Assistindo Zodíaco em seu décimo aniversário (alguém pode acreditar?), me peguei pensando sobre seu ritmo. Na obra-prima de Fincher, a rotina de um jornal era guia para uma história que nunca termina (não era o FBI ou qualquer coisa que possamos imaginar). Inacreditável que quase trinta anos estivessem encaixados em um script (de 1968 a 2004). Na prática, estamos constantemente pulando entre eventos separados por dias, semanas e anos inteiros, assim como em Mindhunter. Obviamente é mais fácil para o produto da Netflix por causa de seu formato seriado - Holden e Graysmith, no entanto, atingem um carisma muito poderoso em histórias tão dramáticas, apesar de seu tempo de tela.
Fincher não está interessado em nos mostrar as mortes, mas as histórias continuam no sentido da ultraviolência. A loucura dos assassinatos de Zodíaco nos segue por quase três horas, independentemente da presença do assassino. Quando Graysmith descobre o autor do desenho que suspeita, é uma cena avassaladora porque Fincher não nos diz o que esperar - rapidamente, todos ficamos apavorados. Um momento muito semelhante acontece no final da temporada do Mindhunter, quando Holden enfrenta Edmund Kemper no hospital. Só nesses momentos, não importa se estamos vendo personagens reais ou fictícios; eu sabia que Holden e Graysmith da vida real ainda estão vivos, mas por alguns segundos pensei que eles iriam morrer.
Esse enigma move tudo o que sabemos sobre filmes de suspense e joga com isso. As cores também estão naquele enigma - o que pode parecer uma escolha popular colocar um amarelo constante para mostrar "o passado", nas mãos de Fincher este se torna maior em contraste com um azul frio. Todos estão mergulhados nesses tons de uma vida desbotada, cansada, angustiada - as partes que se distanciam disso são pequenas, minimalistas e sufocantes. A vida social e sexual de Graysmith e Holden, além de seu pequeno tamanho na trama, é afetada por esses problemas. Em Clube da Luta (1999) isso é mais aberto porque é o inverso (a vida impulsiona todos os problemas), e essa matemática é a mesma em A Rede Social (2011) quando um homem perde tanto fazendo inimigos.
Sentimos que as fórmulas não são específicas para um tema, mas apenas nestes filmes (podemos incluir Se7en de duas décadas depois) isso se converte em nosso medo. No subconsciente, o mistério deixado sobre a identidade do Zodíaco faz os olhos se arregalarem com os créditos - oh, será que ele pode estar nas ruas? Ele poderia ter assistido a este filme?
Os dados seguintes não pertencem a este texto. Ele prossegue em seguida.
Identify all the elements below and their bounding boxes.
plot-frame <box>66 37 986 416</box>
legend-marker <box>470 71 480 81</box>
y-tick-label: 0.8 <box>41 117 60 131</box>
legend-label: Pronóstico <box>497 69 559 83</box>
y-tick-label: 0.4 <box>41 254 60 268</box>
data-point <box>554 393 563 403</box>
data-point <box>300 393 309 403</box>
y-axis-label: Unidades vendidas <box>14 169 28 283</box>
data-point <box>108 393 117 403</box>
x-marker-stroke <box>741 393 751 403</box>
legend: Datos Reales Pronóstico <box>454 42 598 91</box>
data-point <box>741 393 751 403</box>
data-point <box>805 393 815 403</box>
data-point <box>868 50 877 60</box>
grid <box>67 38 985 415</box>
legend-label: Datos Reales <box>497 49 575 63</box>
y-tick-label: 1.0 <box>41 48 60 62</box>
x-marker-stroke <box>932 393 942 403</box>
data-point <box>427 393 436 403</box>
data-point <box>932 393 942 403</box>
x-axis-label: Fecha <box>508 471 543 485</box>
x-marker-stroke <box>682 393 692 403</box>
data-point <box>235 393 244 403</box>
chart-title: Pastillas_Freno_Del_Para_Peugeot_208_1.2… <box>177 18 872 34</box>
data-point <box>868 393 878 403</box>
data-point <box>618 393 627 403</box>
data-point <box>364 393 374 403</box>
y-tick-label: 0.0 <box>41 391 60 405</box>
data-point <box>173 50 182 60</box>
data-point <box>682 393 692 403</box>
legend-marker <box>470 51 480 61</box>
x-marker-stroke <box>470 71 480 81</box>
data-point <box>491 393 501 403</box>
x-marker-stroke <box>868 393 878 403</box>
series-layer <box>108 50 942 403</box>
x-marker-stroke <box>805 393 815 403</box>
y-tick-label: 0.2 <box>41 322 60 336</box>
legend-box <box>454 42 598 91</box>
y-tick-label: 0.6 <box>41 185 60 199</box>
Algumas pessoas ficaram insatisfeitas com o fim do Zodíaco e Mindhunter, talvez por pensar que são histórias sobre os assassinos, enquanto são apenas sobre as jornadas "nos bastidores". Os filmes são mais difíceis porque tem um protagonista que só quer ter certeza sobre suas suspeitas - quando ele afunda, não há motivo para continuar. No caso de Mindhunter é diferente já que sua segunda temporada está garantida - mas a primeira termina quando Holden cruza uma linha terrível com um assassino. É demais para a trama, e Fincher se despede rapidamente com um monte de questões a serem resolvidas (incluindo um assassino que nunca vimos em trabalho).
Essas histórias permanecem porque todas as respostas estão no ar. Ninguém sabe - nem nós, nem os personagens, nem a história, nem mesmo Fincher, e esse é um bom lugar escuro para se estar.